Experts commented that several factors may explain the inconclusive outcomes of vitamin E supplementation in human studies, in particular, the relatively short duration of supplementation (3). Furthermore, it would be a miscalculation to expect additional preventive effects from supplementation in cases where high baseline levels of vitamin E in the normal diet are sufficient to prevent disease (4). The dosage of antioxidant vitamin E supplementation moreover may have been too low, since a detectable reduction in the biomarkers of oxidative damage has only been achieved with much higher doses of vitamin E (>1600 IU) than those used in most primary and secondary prevention studies (5,6). The potential health effects of vitamin E supplemen-tation may become evident only under specific environmental and patho-physiological circumstances, such as local depletion of vitamin E by free radicals associated with inflammation, infection, smoking or UV irradiation.

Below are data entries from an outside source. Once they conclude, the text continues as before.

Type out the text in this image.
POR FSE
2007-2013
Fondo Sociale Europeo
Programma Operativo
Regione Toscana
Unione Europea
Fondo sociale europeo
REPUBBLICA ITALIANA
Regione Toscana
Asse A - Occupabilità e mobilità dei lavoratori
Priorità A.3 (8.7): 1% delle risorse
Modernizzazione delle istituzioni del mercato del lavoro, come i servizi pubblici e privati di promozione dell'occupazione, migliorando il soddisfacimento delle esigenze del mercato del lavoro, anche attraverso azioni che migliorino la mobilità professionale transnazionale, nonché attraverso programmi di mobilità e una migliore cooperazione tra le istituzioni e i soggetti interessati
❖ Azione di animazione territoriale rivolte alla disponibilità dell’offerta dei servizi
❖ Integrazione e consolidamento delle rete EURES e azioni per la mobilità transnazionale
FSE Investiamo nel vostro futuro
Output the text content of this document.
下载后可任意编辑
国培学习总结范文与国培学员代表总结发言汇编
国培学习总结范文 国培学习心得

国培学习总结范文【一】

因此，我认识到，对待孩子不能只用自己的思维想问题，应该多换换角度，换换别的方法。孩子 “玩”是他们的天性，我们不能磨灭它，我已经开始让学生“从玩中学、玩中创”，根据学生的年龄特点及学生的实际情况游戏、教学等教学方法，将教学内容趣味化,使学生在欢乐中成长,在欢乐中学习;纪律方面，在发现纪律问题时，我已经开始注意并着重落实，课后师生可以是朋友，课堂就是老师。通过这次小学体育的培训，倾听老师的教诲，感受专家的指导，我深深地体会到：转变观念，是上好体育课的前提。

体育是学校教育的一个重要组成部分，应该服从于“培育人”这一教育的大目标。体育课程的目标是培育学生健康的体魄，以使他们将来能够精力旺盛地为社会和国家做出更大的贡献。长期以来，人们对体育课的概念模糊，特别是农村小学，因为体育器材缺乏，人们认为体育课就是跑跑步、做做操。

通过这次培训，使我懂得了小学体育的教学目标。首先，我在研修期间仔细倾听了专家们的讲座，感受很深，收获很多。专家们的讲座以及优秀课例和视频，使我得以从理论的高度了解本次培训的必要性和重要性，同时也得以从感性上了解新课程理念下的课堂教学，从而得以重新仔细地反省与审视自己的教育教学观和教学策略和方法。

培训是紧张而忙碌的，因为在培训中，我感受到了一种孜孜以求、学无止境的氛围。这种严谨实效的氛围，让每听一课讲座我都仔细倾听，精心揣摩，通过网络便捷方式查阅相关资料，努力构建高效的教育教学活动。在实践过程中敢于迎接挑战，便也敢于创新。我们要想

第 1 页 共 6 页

Heart failure (HF)with normal ejection fraction, where the primary abnormality is related to diastolic dysfunc-tion or impaired relaxation, represents approximately half of all cases of the disease. Diastolic HF is increasing in prevalence and is more common in women than in men. Although associated with similar biological disorders and adverse prognosis to those of systolic HF, fewer effective therapies exist. Recent animal studies have demonstrated that oxidative stress may play an important role in diastolic dysfunction and that therapies with antioxidants such as vitamin E may improve diastolic performance in conditions including hypertensioninsulin resistance and diabetes, and hypercholesterolemia (7,8).

REFERENCES

  1. Chae C. U. et al. Vitamin E Supplementation and the Risk of Heart Failure in Women. Circ Heart Fail. 2012; 5:176–182.
  2. Lonn E. et al. HOPE and HOPE-TOO Trial Investigators. Effects of long-term vitamin E supplementation on cardiovascular events and cancer: a randomized controlled trial. JAMA. 2005; 293:1338–1347.
  3. Hayden K. M. et al. Risk of mortality with vitamin E supplements: the Cache County study. Am J Med. 2007; 120:180–184.
  4. Robinson I. et al. Vitamin E in humans: an explanation of clinical trial failure. Endocr Pract. 2006; 12:576–582.
  5. Roberts 2nd L. J. et al. The relationship between dose of vitamin E and suppression of oxidative stress in humans. Free Radic Biol Med. 2007; 43:1388–1393.
  6. Devaraj S. et al. Effect of high-dose alpha-tocopherol supplementation on biomarkers of oxidative stress and inflammation and carotid atherosclerosis in patients with coronary artery disease. Am J Clin Nutr. 2007; 86:1392–1398.
  7. Silberman G. A. et al. Uncoupled cardiac nitric oxide synthase mediates diastolic dysfunction. Circulation. 2010; 121:519–528.
  8. Zhou Z. et al. Nebivolol improves diastolic dysfunction and myocardial remodeling through reductions in oxidative stress in the Zucker obese rat. Hypertension. 2010; 55:880–888.